Docosanamida: amida derivada do ácido beénico ou ácido docosanóico. Também designada por beénamida. Tem a composição C22H43ONH2. É também uma amida primária.
2. Monoamidas derivadas de ácidos gordos insaturados:
Oleamida: amida derivada do ácido oleico. Também designada por oleilamida ou por 9-octadecenamida. Tem a composição C18H33ONH2. É uma amida primária.

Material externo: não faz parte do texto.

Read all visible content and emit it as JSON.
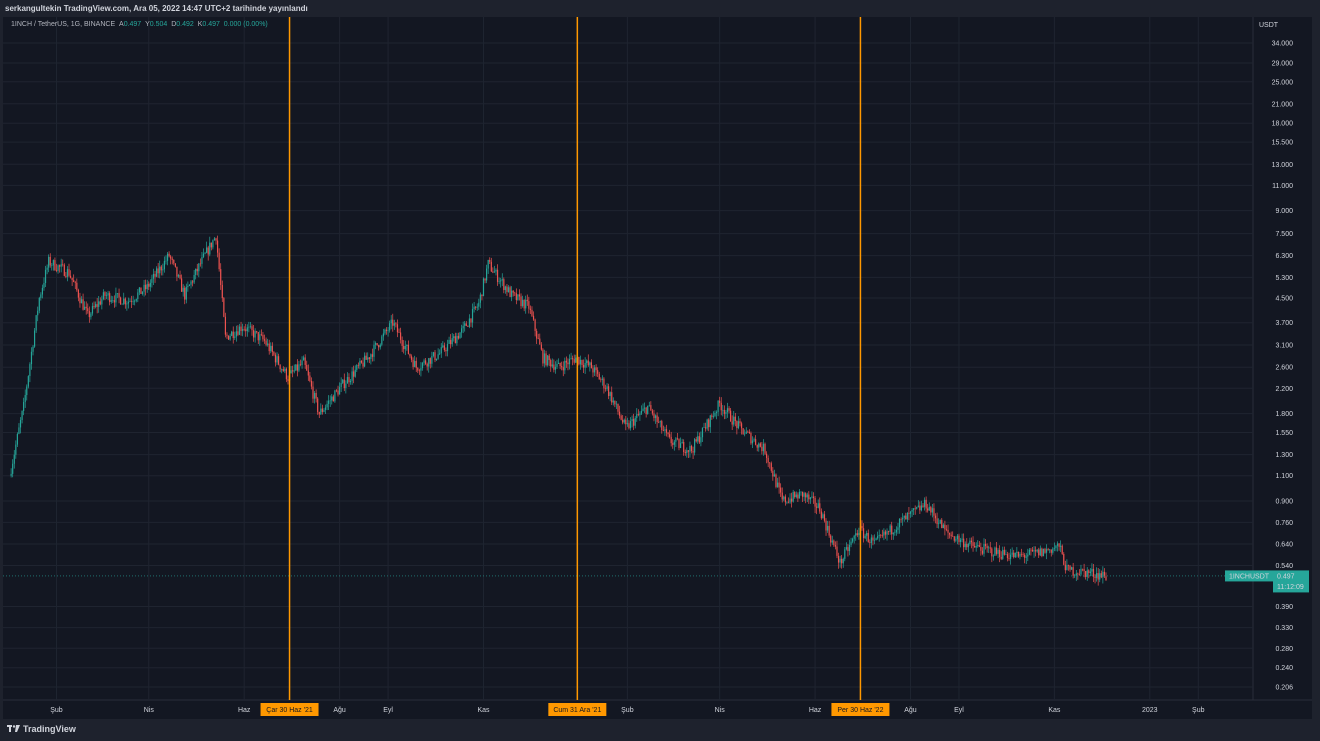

Erucamida: amida derivada do ácido erúcico. Também designada por 13-amida do ácido docosenóico. Tem a composição C22H41ONH. É uma amida primária.

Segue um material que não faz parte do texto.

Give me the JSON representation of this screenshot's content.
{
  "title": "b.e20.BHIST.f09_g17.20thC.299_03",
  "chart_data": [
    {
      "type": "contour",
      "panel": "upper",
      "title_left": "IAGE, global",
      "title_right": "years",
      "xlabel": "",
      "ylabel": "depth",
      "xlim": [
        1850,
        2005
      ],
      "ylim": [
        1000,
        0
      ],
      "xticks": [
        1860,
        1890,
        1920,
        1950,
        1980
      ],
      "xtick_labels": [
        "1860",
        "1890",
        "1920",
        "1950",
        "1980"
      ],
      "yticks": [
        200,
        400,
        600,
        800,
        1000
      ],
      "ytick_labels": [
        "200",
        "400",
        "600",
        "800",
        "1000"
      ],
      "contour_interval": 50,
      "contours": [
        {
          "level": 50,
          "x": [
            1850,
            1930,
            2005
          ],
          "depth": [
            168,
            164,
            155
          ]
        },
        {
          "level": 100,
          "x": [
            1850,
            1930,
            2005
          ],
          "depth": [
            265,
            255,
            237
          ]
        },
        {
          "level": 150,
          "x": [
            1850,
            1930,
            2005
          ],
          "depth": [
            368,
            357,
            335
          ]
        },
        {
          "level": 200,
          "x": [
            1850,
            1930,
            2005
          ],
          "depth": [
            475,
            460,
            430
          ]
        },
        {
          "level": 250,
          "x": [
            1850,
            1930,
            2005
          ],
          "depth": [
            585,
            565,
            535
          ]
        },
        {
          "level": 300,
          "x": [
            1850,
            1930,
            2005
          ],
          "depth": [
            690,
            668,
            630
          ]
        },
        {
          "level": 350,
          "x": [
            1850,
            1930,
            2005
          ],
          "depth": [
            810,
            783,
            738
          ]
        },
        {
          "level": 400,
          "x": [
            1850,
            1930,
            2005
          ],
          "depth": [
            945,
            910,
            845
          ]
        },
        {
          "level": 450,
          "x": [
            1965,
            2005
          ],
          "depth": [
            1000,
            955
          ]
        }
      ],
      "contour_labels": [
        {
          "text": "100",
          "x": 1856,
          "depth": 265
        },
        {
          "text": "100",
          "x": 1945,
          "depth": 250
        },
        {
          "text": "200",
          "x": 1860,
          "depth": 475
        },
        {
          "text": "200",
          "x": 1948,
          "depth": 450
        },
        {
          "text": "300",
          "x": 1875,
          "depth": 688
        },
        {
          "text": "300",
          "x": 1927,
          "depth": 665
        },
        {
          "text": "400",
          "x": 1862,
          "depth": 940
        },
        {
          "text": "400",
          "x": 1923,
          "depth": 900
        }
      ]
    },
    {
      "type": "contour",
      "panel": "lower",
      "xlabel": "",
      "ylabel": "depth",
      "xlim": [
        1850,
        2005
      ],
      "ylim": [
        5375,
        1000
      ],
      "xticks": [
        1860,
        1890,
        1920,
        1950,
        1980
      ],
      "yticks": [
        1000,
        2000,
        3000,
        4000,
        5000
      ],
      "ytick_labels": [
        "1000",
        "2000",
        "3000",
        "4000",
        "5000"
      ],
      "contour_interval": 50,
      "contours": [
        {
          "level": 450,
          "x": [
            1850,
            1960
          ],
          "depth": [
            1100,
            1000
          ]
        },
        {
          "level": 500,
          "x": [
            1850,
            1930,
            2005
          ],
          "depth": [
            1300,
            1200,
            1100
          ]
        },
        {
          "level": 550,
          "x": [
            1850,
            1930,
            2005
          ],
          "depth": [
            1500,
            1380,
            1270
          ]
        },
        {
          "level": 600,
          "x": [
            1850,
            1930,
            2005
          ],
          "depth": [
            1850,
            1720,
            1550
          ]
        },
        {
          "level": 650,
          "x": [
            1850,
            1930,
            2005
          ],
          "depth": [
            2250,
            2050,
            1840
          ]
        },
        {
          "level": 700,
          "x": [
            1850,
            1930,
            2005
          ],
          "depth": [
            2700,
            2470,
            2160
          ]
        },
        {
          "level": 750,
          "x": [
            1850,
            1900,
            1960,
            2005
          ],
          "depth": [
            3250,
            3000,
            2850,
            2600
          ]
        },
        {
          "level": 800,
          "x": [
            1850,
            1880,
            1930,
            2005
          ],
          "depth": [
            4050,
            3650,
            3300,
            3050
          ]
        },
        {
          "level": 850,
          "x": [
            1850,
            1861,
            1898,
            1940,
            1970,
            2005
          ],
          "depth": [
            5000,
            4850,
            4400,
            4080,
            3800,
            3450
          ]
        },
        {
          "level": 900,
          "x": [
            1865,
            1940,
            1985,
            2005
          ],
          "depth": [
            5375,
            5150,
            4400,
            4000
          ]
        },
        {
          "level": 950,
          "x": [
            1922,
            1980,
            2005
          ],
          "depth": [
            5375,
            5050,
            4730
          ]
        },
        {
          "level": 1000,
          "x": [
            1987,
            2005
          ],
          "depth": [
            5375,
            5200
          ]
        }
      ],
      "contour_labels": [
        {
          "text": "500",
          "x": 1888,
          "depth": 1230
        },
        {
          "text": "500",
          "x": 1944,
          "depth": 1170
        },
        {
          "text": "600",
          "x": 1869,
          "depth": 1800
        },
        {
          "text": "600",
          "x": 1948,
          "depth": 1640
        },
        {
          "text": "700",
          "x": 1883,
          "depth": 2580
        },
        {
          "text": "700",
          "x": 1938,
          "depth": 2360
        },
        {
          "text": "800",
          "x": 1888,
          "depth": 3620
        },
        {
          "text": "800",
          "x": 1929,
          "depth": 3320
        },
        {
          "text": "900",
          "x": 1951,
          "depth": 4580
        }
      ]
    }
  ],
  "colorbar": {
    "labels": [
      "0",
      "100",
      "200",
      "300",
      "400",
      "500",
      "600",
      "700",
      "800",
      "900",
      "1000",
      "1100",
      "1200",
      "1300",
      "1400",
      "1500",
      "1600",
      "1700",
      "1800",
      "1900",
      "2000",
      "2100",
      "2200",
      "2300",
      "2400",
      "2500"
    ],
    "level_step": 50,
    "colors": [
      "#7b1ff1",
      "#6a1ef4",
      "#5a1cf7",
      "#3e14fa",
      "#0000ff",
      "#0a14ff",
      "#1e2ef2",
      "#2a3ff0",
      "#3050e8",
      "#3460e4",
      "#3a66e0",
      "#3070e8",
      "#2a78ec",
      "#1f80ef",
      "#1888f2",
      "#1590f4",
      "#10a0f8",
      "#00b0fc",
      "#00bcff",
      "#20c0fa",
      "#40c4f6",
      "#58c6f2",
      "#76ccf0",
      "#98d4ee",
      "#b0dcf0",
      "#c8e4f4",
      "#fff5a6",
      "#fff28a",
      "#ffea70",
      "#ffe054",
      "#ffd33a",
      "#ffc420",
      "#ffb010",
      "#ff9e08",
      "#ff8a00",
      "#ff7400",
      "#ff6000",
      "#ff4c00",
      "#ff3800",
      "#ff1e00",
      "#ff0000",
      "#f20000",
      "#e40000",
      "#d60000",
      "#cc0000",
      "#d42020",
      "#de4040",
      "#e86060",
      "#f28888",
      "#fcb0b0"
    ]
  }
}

Oleil Palmitamida: este tipo de amida resulta da reacção do ácido palmítico com uma amida derivada de ácido gordo – neste caso oleilamina. É uma amina secundária, com a composição (C34H66ONH).
No Quadro 7 são mostradas as características destes cinco tipos principais amidas.

(Clicar aqui para ampliar o Quadro 7)
As amidas primárias migram mais rapidamente do que as amidas secundárias. Mas apresentam limitações térmicas; são voláteis a temperaturas mais elevadas e as perdas originadas traduzem-se na obtenção de coeficientes de atrito não tão baixos como seria expectável.
As amidas secundárias possuem um melhor desempenho térmico e, por este motivo, são usadas a temperaturas mais altas. Contudo, migram mais lentamente do que as amidas primárias. Este facto permite obter um melhor controlo do coeficiente de atrito. Por vezes em combinação com amidas primárias.
Na Figura 8 são mostradas, relativamente às amidas constantes do Quadro 7, as fórmulas, estruturas moleculares e sua classificação (relativamente à saturação e tipo – amidas primárias ou amidas secundárias).

Figura 8 – Amidas: Fórmulas, estruturas e classificação
As amidas podem ser utilizadas também como auxiliares de processamento de compostos elastoméricos baseados em borracha natural e em borrachas sintéticas, tais como SBR, CR, EPDM, NBR, HNBR, XNBR, ECO e muitas outras.
Os níveis de dosagem recomendados variam entre 1 e 6 PHR.